1. 0 POINTS
    David RacichPRO
    Fountain Hills, Arizona
    Term life insurance is a mortality product to protect the policy insured’s beneficiaries from economic liability. If that liability is a time certain event, than the period of term life insurance protection should reflect that. So, you should keep your term life insurance until the economic exposure is eliminated.
      
    Answered on June 22, 2013
  2. 210 POINTS
    Barry Goldwater
    Principal, Goldwater Financial Group, Boston
    Term insurance is temporary insurance, so by definition, if one buys term insurance, they will either drop the coverage oneday or convert it to permanent insurance. You should keep your term insurance for as long as it protects the risk you originally purchased it for. If your risk diminishes, you can lower coverage accordingly and reduce premiums even further. People confuse term insurance for cheap insurance. Although less expensive than permanent insurance, its costs increase as we age. It is counterintuitive but this is the reality I run into as an experienced insurance broker. People buy term insurance in their 30's and 40's thinking they will drop coverage in their 50's. In their 50's, they extend coverage into their 60's. In their 60's, they now realize if they drop their insurance, they are disinheriting their children of a very large asset, so the conversation reverts convert to permanent insurance. This happens more often than not.
    Answered on June 22, 2013
  3. 63333 POINTS
    Peggy Mace
    Most of the U.S.
    My advice is to keep your Term policy until the time when premiums go up (usually, at the end of the term). The exception would be if your health improved, you lost a lot of weight, quit smoking, or something else that would allow you to get a better rate on a new policy.
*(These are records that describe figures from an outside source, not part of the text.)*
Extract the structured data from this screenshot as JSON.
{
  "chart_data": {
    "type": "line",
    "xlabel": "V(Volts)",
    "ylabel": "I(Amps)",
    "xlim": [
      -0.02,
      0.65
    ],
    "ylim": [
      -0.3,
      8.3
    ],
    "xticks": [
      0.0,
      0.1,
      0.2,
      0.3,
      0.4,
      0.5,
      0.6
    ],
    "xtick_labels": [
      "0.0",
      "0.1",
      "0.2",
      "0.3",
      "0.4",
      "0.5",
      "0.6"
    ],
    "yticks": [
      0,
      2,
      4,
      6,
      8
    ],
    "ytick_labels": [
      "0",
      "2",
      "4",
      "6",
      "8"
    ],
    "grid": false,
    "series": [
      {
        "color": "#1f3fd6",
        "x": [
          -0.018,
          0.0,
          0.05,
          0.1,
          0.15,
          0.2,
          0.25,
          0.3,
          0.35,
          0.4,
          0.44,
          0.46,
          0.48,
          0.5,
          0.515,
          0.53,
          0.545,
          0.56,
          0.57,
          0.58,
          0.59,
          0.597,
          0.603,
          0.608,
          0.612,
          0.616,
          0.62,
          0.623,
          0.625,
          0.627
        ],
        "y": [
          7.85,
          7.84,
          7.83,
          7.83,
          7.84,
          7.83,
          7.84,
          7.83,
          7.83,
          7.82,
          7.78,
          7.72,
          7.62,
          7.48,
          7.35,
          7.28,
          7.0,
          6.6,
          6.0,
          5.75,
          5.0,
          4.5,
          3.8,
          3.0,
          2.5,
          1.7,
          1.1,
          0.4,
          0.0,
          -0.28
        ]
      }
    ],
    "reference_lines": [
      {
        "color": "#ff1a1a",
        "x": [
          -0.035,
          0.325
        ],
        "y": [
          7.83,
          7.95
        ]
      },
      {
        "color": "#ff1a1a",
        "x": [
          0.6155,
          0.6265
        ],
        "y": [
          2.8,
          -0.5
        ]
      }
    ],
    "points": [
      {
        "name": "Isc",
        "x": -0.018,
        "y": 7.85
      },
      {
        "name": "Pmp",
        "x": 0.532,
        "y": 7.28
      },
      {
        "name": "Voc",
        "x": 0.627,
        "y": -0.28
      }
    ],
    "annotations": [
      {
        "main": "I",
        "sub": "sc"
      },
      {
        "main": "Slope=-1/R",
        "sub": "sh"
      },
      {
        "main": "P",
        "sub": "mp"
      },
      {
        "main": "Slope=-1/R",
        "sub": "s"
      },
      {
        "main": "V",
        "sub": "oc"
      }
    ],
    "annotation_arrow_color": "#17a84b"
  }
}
    Once the rate jumps up and goes into annually renewable term, the price gets so high that it is unsustainable for long. Some situations that might prompt you to keep it for a while is if you are terminally ill or have a very short need for which buying a new policy would be more of a hassle than it is worth.

    It is far better to convert the policy before the price jumps up and the conversion privilege ends. You will get a lot more for your money to convert it to permanent than pay the annually renewable rates.

    As far as dropping your Term policy when the need ends, one need usually replaces another, and when that good rate is gone, it is gone. You will be surprised at how much more it will cost you to get that coverage back just due to being older. If you have been diagnosed with a serious health problem in the meantime (and isn't that why a lot of people seek life insurance, because they have just been faced with their own mortality), you may not be able to get a new Term policy at all.

    So I would give it a lot of thought before dropping any Term policy unless it is to get a better policy at a lower rate, or to switch it to something permanent.